Mobilisation contre l'A69 : des opposants sur place "n'ont pas envie d'offrir du béton" à leurs enfants

L'opposition contre l'aménagement de l'autoroute A69 entre Toulouse et Castres s'organise. Samedi 22 avril, des centaines de personnes se rassembleront sur la zone de chantier. Avant ce rendez-vous, les militants restent déterminés contre ce projet.

À Vendine (Haute-Garonne), à l'est de Toulouse, un campement improvisé de quelques personnes s'est formé. Situé autour des arbres menacés par la future mise en route de l'autoroute A69, il constitue le bastion de résistance des opposants à ce projet qu'ils dénoncent. Notamment sur le plan écologique, car 400 hectares de terrain fertile seront goudronnés pour aménager l'A69.

À quelques jours de du grand rassemblement le samedi 22 avril, les irréductibles le martèlent : ils feront de la résistance. 

"Pas besoin d'une structure aussi dévastatrice"
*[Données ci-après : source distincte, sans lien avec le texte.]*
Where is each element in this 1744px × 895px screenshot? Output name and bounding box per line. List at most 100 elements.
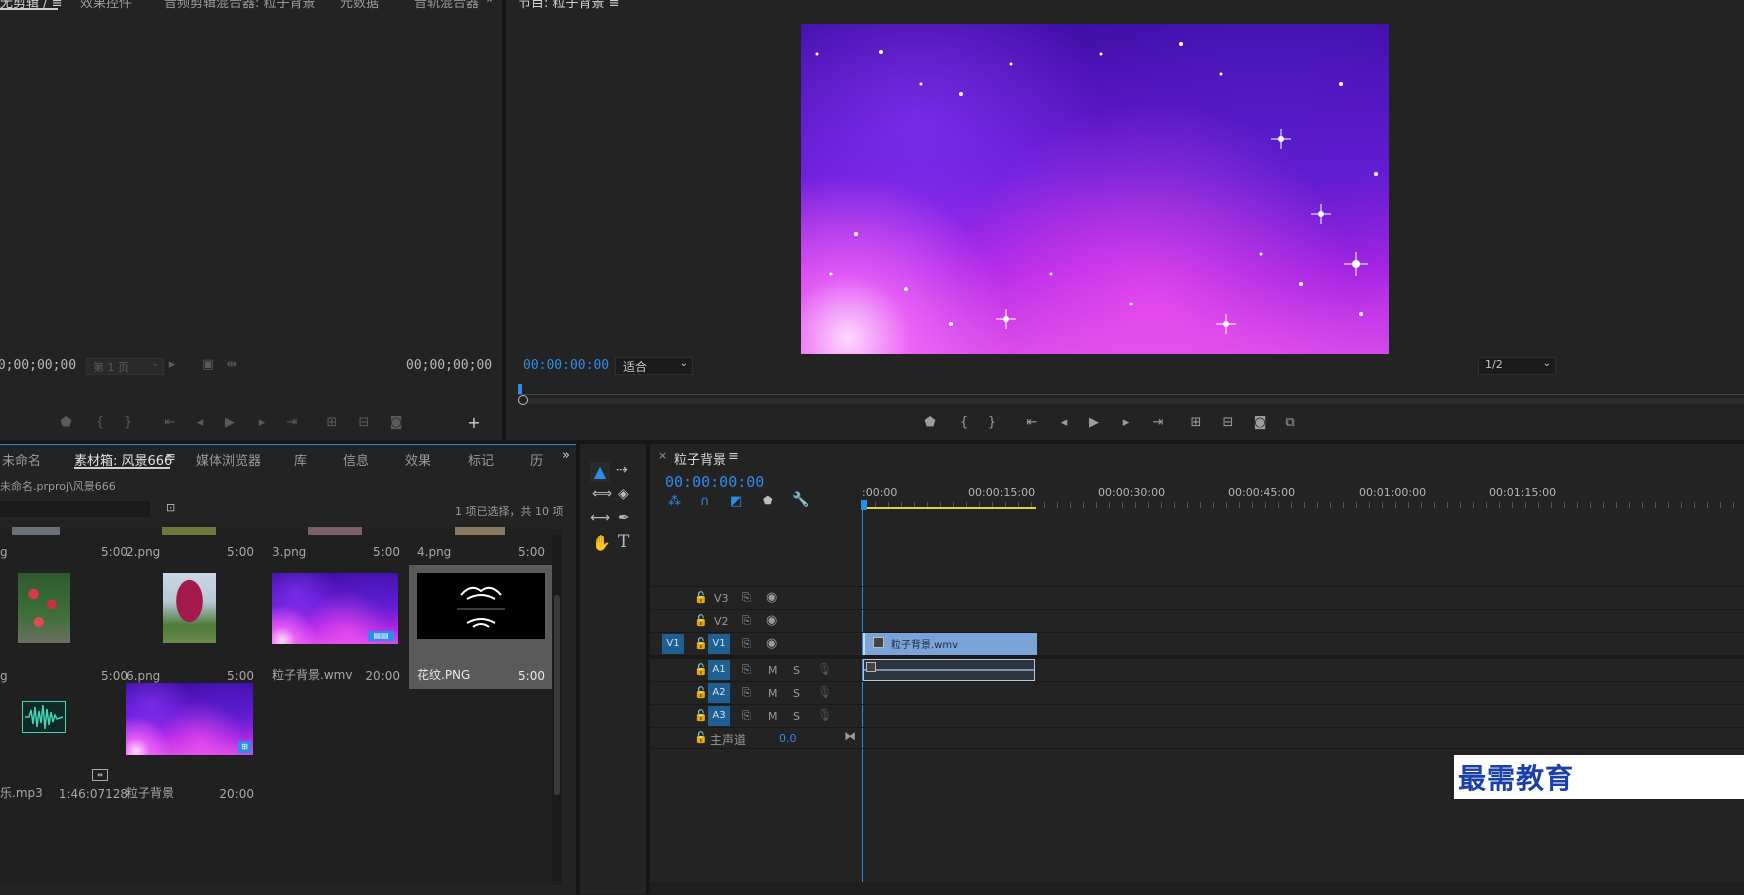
add-button-icon[interactable]: + <box>464 414 484 432</box>
go-to-in-icon[interactable]: ⇤ <box>160 414 180 432</box>
bin-item[interactable]: g 5:00 <box>0 565 136 689</box>
bin-item[interactable]: ⊞ 粒子背景 20:00 <box>118 683 262 807</box>
add-marker-icon[interactable]: ⬟ <box>763 494 773 507</box>
playhead-head[interactable] <box>861 500 867 510</box>
overwrite-clip-icon[interactable]: ⊟ <box>354 414 374 432</box>
go-to-out-icon[interactable]: ⇥ <box>1148 414 1168 432</box>
mark-in-icon[interactable]: { <box>954 414 974 432</box>
lock-icon[interactable]: 🔓 <box>694 731 708 744</box>
track-label-a2[interactable]: A2 <box>708 683 730 703</box>
lock-icon[interactable]: 🔓 <box>694 591 708 604</box>
sync-lock-icon[interactable]: ⎘ <box>742 614 751 628</box>
scrub-handle[interactable] <box>518 395 528 405</box>
scrollbar-thumb[interactable] <box>554 595 560 795</box>
microphone-icon[interactable]: 🎙 <box>817 708 832 722</box>
extract-icon[interactable]: ⊟ <box>1218 414 1238 432</box>
mark-out-icon[interactable]: } <box>118 414 138 432</box>
solo-button[interactable]: S <box>793 710 800 723</box>
bin-scrollbar[interactable] <box>552 535 562 881</box>
track-select-tool-icon[interactable]: ⇢ <box>616 462 628 478</box>
resolution-select[interactable]: 1/2 ⌄ <box>1478 357 1556 375</box>
page-select[interactable]: 第 1 页 ⌄ <box>86 358 164 375</box>
comparison-view-icon[interactable]: ⧉ <box>1280 414 1300 432</box>
bin-item[interactable]: 4.png 5:00 <box>409 441 553 565</box>
lock-icon[interactable]: 🔓 <box>694 663 708 676</box>
magnet-icon[interactable]: ∩ <box>700 494 710 509</box>
timeline-timecode[interactable]: 00:00:00:00 <box>665 473 764 491</box>
marker-icon[interactable]: ⬟ <box>56 414 76 432</box>
play-arrow-icon[interactable]: ▸ <box>162 356 182 374</box>
settings-icon[interactable]: ▣ <box>198 356 218 374</box>
bin-item[interactable]: 2.png 5:00 <box>118 441 262 565</box>
step-back-icon[interactable]: ◂ <box>190 414 210 432</box>
master-volume-value[interactable]: 0.0 <box>779 732 797 745</box>
track-label-v1[interactable]: V1 <box>708 634 730 654</box>
lock-icon[interactable]: 🔓 <box>694 709 708 722</box>
track-label-a3[interactable]: A3 <box>708 706 730 726</box>
eye-icon[interactable]: ◉ <box>766 613 777 628</box>
wrench-icon[interactable]: 🔧 <box>792 492 809 508</box>
track-label-v3[interactable]: V3 <box>714 592 729 605</box>
slip-tool-icon[interactable]: ⟷ <box>590 510 610 526</box>
solo-button[interactable]: S <box>793 687 800 700</box>
step-forward-icon[interactable]: ▸ <box>252 414 272 432</box>
mark-in-icon[interactable]: { <box>90 414 110 432</box>
microphone-icon[interactable]: 🎙 <box>817 685 832 699</box>
mark-out-icon[interactable]: } <box>982 414 1002 432</box>
track-label-a1[interactable]: A1 <box>708 660 730 680</box>
linked-selection-icon[interactable]: ◩ <box>730 494 742 509</box>
playhead-marker[interactable] <box>518 384 522 394</box>
lock-icon[interactable]: 🔓 <box>694 614 708 627</box>
bin-item-selected[interactable]: 花纹.PNG 5:00 <box>409 565 553 689</box>
solo-button[interactable]: S <box>793 664 800 677</box>
go-to-end-icon[interactable]: ⧓ <box>844 729 856 743</box>
eye-icon[interactable]: ◉ <box>766 636 777 651</box>
export-frame-icon[interactable]: ◙ <box>1250 414 1270 432</box>
lock-icon[interactable]: 🔓 <box>694 637 708 650</box>
source-patch-v1[interactable]: V1 <box>662 634 684 654</box>
close-icon[interactable]: × <box>658 449 667 462</box>
sync-lock-icon[interactable]: ⎘ <box>742 591 751 605</box>
work-area-bar[interactable] <box>862 507 1036 509</box>
insert-clip-icon[interactable]: ⊞ <box>322 414 342 432</box>
video-clip[interactable]: 粒子背景.wmv <box>863 633 1037 655</box>
program-scrub-bar[interactable] <box>518 395 1744 405</box>
sequence-tab[interactable]: 粒子背景 <box>674 449 726 468</box>
audio-clip[interactable] <box>863 659 1035 681</box>
track-label-v2[interactable]: V2 <box>714 615 729 628</box>
tab-audio-track-mixer[interactable]: 音轨混合器 <box>414 0 479 11</box>
bin-item[interactable]: ⇹ 乐.mp3 1:46:07128 <box>0 683 136 807</box>
sync-lock-icon[interactable]: ⎘ <box>742 663 751 677</box>
sync-lock-icon[interactable]: ⎘ <box>742 637 751 651</box>
bin-item[interactable]: 3.png 5:00 <box>264 441 408 565</box>
tab-effect-controls[interactable]: 效果控件 <box>80 0 132 11</box>
tab-metadata[interactable]: 元数据 <box>340 0 379 11</box>
ripple-edit-tool-icon[interactable]: ⟺ <box>592 486 612 502</box>
bin-item[interactable]: g 5:00 <box>0 441 136 565</box>
mute-button[interactable]: M <box>768 710 778 723</box>
lift-icon[interactable]: ⊞ <box>1186 414 1206 432</box>
program-timecode[interactable]: 00:00:00:00 <box>523 358 609 373</box>
program-mini-ruler[interactable] <box>518 382 1744 395</box>
selection-tool-icon[interactable]: ▲ <box>590 462 610 482</box>
source-timecode-in[interactable]: 00;00;00;00 <box>0 358 76 373</box>
type-tool-icon[interactable]: T <box>618 532 629 552</box>
program-monitor-title[interactable]: 节目: 粒子背景 ≡ <box>518 0 620 11</box>
snap-icon[interactable]: ⁂ <box>668 494 681 509</box>
step-back-icon[interactable]: ◂ <box>1054 414 1074 432</box>
tab-audio-clip-mixer[interactable]: 音频剪辑混合器: 粒子背景 <box>164 0 316 11</box>
mute-button[interactable]: M <box>768 687 778 700</box>
fit-select[interactable]: 适合 ⌄ <box>615 357 693 375</box>
insert-icon[interactable]: ⇹ <box>222 356 242 374</box>
more-tabs-icon[interactable]: » <box>486 0 494 7</box>
eye-icon[interactable]: ◉ <box>766 590 777 605</box>
time-ruler[interactable]: :00:00 00:00:15:00 00:00:30:00 00:00:45:… <box>861 480 1744 510</box>
menu-icon[interactable]: ≡ <box>728 449 739 464</box>
play-icon[interactable]: ▶ <box>220 414 240 432</box>
timeline-scrollbar[interactable] <box>650 882 1744 894</box>
mute-button[interactable]: M <box>768 664 778 677</box>
play-icon[interactable]: ▶ <box>1084 414 1104 432</box>
go-to-in-icon[interactable]: ⇤ <box>1022 414 1042 432</box>
marker-icon[interactable]: ⬟ <box>920 414 940 432</box>
microphone-icon[interactable]: 🎙 <box>817 662 832 676</box>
Dans cet emplacement, il y a ceux qui s'attachent aux platanes centenaires, bientôt détruits. Comme une militante, au pseudo de Rhino. "Je n'ai pas trop envie d'offrir du béton à mes enfants" lance-t-elle. "Je viens pour sauver des arbres. La suite du combat, ça sera de sauver le reste, dont des champs", poursuit-elle, d'un ton déterminé.

Quelques mètres plus bas, dans le campement occupé par quelques personnes, des élus politiques sont au soutien de ce mouvement. C'est le cas de Christophe Pouyanné, maire de Appelle (Tarn). "On n'a pas besoin d'une structure d'une telle importance, aussi dévastatrice, pour soit disant désenclaver le territoire. Entre Toulouse et Castres, c'est fluide, il n'y a qu'un feu rouge" assure-t-il. 

Lors d'une audition à l'Assemblée Nationale à propos du maintien de l'ordre le 5 avril, le Ministre de l'Intérieur, Gérald Darmanin, déclarait : "nous aurons des volontés de manifestation extrêmement violentes contre les forces de l'ordre, c'est le cas pour l'autoroute Castres-Toulouse, qui sera sans doute le prochain objectif des ultras-gauche". 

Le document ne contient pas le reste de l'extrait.